A few years ago, the ultimate urban status symbol, a sign of complete coolness, was the disposable coffee cup with cover. We carried them like conquerors, especially when going to our jobs, with our portable resting between our necks and our cheeks. We unashamedly admitted our need for caffeine in the street or in the subway. There was another episode, briefer, but just as strong, for a large transparent plastic glass with a domed plastic top. This time it allowed us to see –better for our photos—a flashy smoothie or latte, preferably made with matcha, since its color is so nice on Insta. With these “healthy” drinks we strolled along, a yoga mat in hand and a serene look on our faces of someone who has just come from meditating.
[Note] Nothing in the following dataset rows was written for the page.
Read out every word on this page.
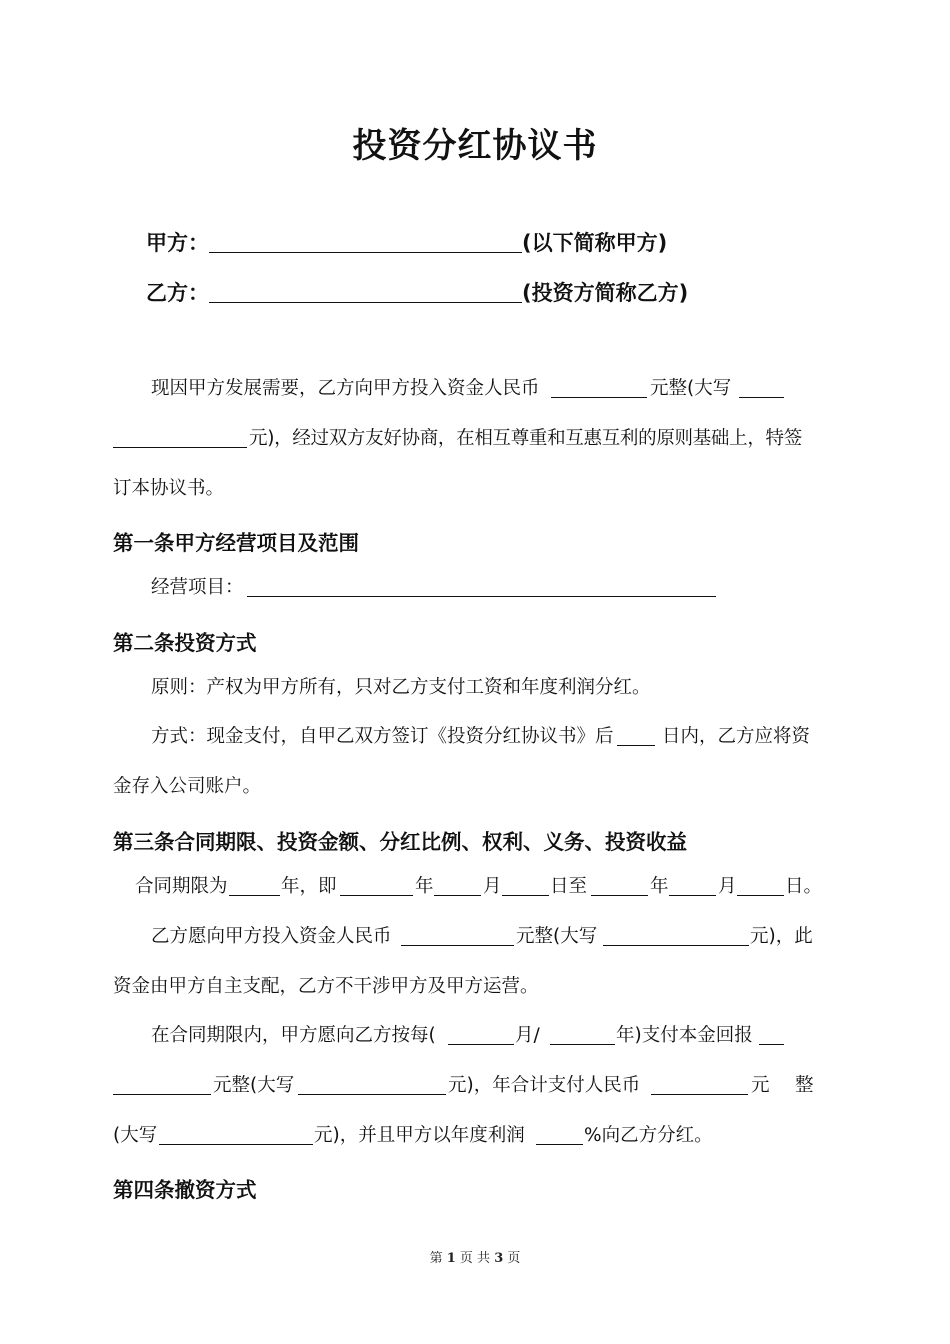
投资分红协议书
甲方：	(以下简称甲方)
乙方：	(投资方简称乙方)
现因甲方发展需要，乙方向甲方投入资金人民币	元整(大写
元)，经过双方友好协商，在相互尊重和互惠互利的原则基础上，特签
订本协议书。
第一条甲方经营项目及范围
经营项目：
第二条投资方式
原则：产权为甲方所有，只对乙方支付工资和年度利润分红。
方式：现金支付，自甲乙双方签订《投资分红协议书》后	日内，乙方应将资
金存入公司账户。
第三条合同期限、投资金额、分红比例、权利、义务、投资收益
合同期限为	年，即	年	月	日至	年	月	日。
乙方愿向甲方投入资金人民币	元整(大写	元)，此
资金由甲方自主支配，乙方不干涉甲方及甲方运营。
在合同期限内，甲方愿向乙方按每(	月/	年)支付本金回报
元整(大写	元)，年合计支付人民币	元 整
(大写	元)，并且甲方以年度利润	%向乙方分红。
第四条撤资方式
第 1 页 共 3 页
These pre-Greta Thunberg antics have been swept aside by a newcomer: now, it’s over, the single use container, we’ve discovered the water bottle! It is in its virtuous company, tucked in a back pocket, in a backpack, thrown in a shopping bag, or in a bike basket, slung on a wrist, or indolently hanging from a string, we now take them everywhere with us in the city. We pose them prominently near to our computers in co-working spaces. We coordinate them with our athleisure clothes. We bring them out for lunch with our glass containers of roasted veggies. We can’t get enough of them. How did this tacky survivor of trekking and the torments of camping (before the advent of the super van and chic huts) accede to the enviable stature of “coolest accessory” and collector’s pieces (like the collaboration Rainbow Evian X Virgil Abloh) or even designer (by Supreme or Prada amongst others)?
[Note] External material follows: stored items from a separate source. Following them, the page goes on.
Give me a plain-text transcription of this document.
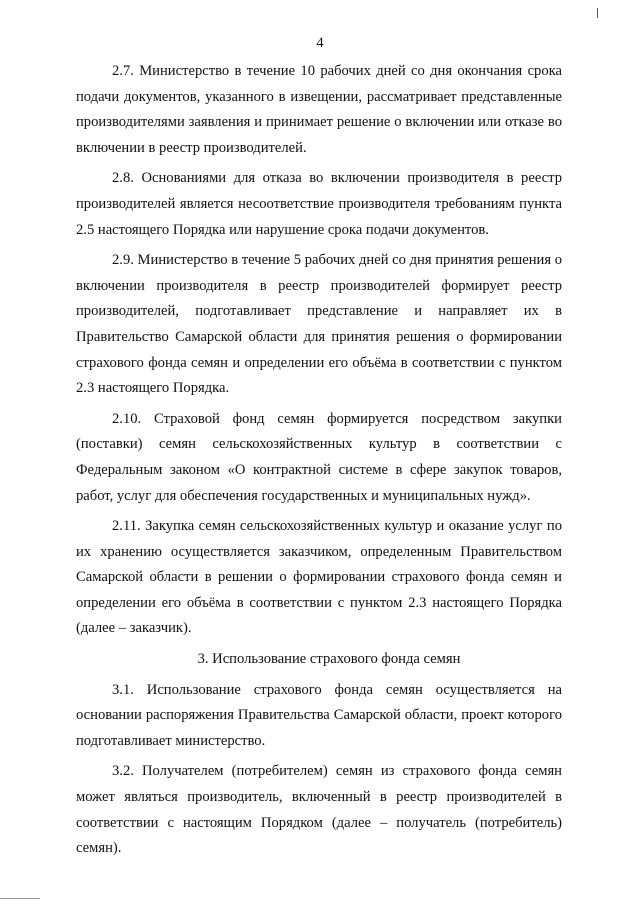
4

2.7. Министерство в течение 10 рабочих дней со дня окончания срока подачи документов, указанного в извещении, рассматривает представленные производителями заявления и принимает решение о включении или отказе во включении в реестр производителей.

2.8. Основаниями для отказа во включении производителя в реестр производителей является несоответствие производителя требованиям пункта 2.5 настоящего Порядка или нарушение срока подачи документов.

2.9. Министерство в течение 5 рабочих дней со дня принятия решения о включении производителя в реестр производителей формирует реестр производителей, подготавливает представление и направляет их в Правительство Самарской области для принятия решения о формировании страхового фонда семян и определении его объёма в соответствии с пунктом 2.3 настоящего Порядка.

2.10. Страховой фонд семян формируется посредством закупки (поставки) семян сельскохозяйственных культур в соответствии с Федеральным законом «О контрактной системе в сфере закупок товаров, работ, услуг для обеспечения государственных и муниципальных нужд».

2.11. Закупка семян сельскохозяйственных культур и оказание услуг по их хранению осуществляется заказчиком, определенным Правительством Самарской области в решении о формировании страхового фонда семян и определении его объёма в соответствии с пунктом 2.3 настоящего Порядка (далее – заказчик).

3. Использование страхового фонда семян

3.1. Использование страхового фонда семян осуществляется на основании распоряжения Правительства Самарской области, проект которого подготавливает министерство.

3.2. Получателем (потребителем) семян из страхового фонда семян может являться производитель, включенный в реестр производителей в соответствии с настоящим Порядком (далее – получатель (потребитель) семян).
For once Le Futiloscope doesn’t have to go looking all over for reasons, the explanations are everywhere! Firstly, to fill your water bottle from the tap instead of buying plastic ones is a small eco-anxious militant gesture, as easy as can be. It permits economizing 156 bottles per year and per head, and that’s not bad. But it’s nothing compared to the narcissistic gratification that owning it can provide. After the personal iso-thermic mug, precursor of the trend, the new market for the water bottle is entertainingly sophisticated. We’re far from the ugliness of the plastic bottle of before or from the embossed metal ones of the scouts. We have neo-thermoses of ethereal beauty in pastel colors, organic arty designs, bio filters in binchotan charcoal here , or so chic ceramic purifiers there…In the US there are even debates between purists over the qualities of the “wide mouth”—so practical for cleaning or ice cubes—versus the narrow neck which allows sexy little gulps…Some customize theirs with stickers, proof that for the millennials the fetish has passed from their Macs to their bottles! There are cult brands like the American pioneer S’well, 200 sorts, especially the version faux wood, which is a big hit (it’s in all the Parisian concept stores). In French we don’t dare call a bottle a bottle: more and more we use the term reusable bottle, a real shame!
The bottle has a rapport with the sex of the user as well, it’s frankly refreshing in these times to see that. Guys, for example, are tempted by metal bottles by Gorpcore (see our preceding post), those that like the mythical Super Sparrow that give them the impression that they’re part of the tribe of Jack (London), rather than part of a start-up team of vegan yogurt sellers. Gals have a more aesthetic vision, they like glass, transparency and the refinement of the beauty of the concept, like filters that allow them to infuse herbal teas or diverse peels…besides, if the famous BKR that influencers brought back from New York 5 years ago, are now on sale in Sephora, it isn’t by chance. Some people have water bottle collections, one for every situation…! There are even sublime versions—the “Marble” from S’well for example—can be found at the trendy chic dinners used as water pitchers. And there, Le Futiloscope is really amused: that an object of no waste has become the new pretext for consummation, with no strings attached, it’s just too good to be true!